Joe Biden zamierza bardzo szybko przekazać do Kongresu projekt reformy imigracyjnej. Tę deklarację złożył jeszcze przed złożeniem prezydenckiej przysięgi. Zapowiedź odwilży w polityce imigracyjnej może mieć jednak poważne uboczne skutki. Przez meksykańską granicę może ruszyć nowa fala imigrantów.   

W ostatnich dniach przed objęciem urzędu nowy prezydent nie ukrywał planów jak najszybszego opublikowania rozporządzenia wykonawczego rozszerzającego program Deferred Action for Childhood Arrivals (DACA), chroniącego przed deportacją kilkaset tysięcy młodych ludzi i przedłużającego jego funkcjonowanie o kolejne cztery lata. Biden mówił także o przywróceniu bardziej humanitarnych procedur azylowych i powrót do limitów sprzed prezydentury Trumpa, tymczasowym zalegalizowaniu pobytu dzieci i młodych ludzi z Ameryki Środkowej, czy zakazu wjazdu do USA mieszkańców 13 państw muzułmańskich.

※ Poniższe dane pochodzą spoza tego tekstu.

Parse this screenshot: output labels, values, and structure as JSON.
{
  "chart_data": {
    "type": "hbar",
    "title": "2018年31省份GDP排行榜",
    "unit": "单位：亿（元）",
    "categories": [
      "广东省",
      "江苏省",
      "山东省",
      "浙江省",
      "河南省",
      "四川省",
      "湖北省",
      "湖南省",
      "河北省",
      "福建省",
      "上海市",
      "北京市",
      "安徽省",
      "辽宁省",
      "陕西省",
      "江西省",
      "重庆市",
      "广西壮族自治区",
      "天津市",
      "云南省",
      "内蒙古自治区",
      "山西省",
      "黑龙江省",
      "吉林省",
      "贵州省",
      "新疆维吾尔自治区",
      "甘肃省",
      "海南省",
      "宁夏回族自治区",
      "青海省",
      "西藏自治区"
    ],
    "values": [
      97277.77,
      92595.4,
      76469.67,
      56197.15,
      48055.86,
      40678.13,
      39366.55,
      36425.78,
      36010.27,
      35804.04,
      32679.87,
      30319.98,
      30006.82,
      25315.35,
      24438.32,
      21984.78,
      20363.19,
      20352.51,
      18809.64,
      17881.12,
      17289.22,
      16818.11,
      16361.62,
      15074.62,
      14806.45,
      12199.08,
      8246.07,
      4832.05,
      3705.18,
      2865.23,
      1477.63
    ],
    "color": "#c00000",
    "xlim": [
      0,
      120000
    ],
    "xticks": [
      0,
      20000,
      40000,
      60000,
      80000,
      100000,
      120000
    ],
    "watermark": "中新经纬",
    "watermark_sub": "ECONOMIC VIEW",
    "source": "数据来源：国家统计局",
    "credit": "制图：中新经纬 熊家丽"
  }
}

Te decyzje leżą w wyłącznej gestii prezydenta.

Wielkie plany reformy

Jeszcze ambitniejsze są plany reformy imigracyjnej, wymagające decyzji Kongresu, o których poinformowały mainstreamowe media, w tym m.in. „Washington Post”. Centralnym elementem planu jest stworzenie ścieżki do obywatelstwa dla milionów nieudokumentowanych cudzoziemców przebywających obecnie w USA. Jeśli przecieki okażą się prawdziwe, to imigranci kwalifikujący się do legalizacji otrzymają na 5 lat tymczasowy legalny status, po czym będą mogli wystąpić o zielone karty. Po następnych 3 latach mieliby z kolei prawo wystąpić o naturalizację, oczywiście po spełnieniu dodatkowych warunków, takich jak niekaralność czy uregulowanie zobowiązań podatkowych. Warunkiem wstępnym ma być także pobyt nielegalnego imigranta na terytorium USA przed 1 stycznia 2021 roku, co ma teoretycznie zapobiec szturmowi na granice. Plan reformy imigracyjnej dawałby także Dreamersom, czyli beneficjentom dzisiejszego programu DACA prawo do bezzwłocznego wystąpienia o zieloną kartę. Inne elementy reformy, o których mówiono głośno podczas okresu przejściowego, to uregulowanie statusu migrantów z Temporary Protected Status (TPS),  skrócenie czasu oczekiwania na obywatelstwo dla legalnych imigrantów, pełne wykorzystanie limitów wiz z poprzednich lat czy przywrócenie prawa do pracy dla małżonków posiadaczy wiz H-1B. 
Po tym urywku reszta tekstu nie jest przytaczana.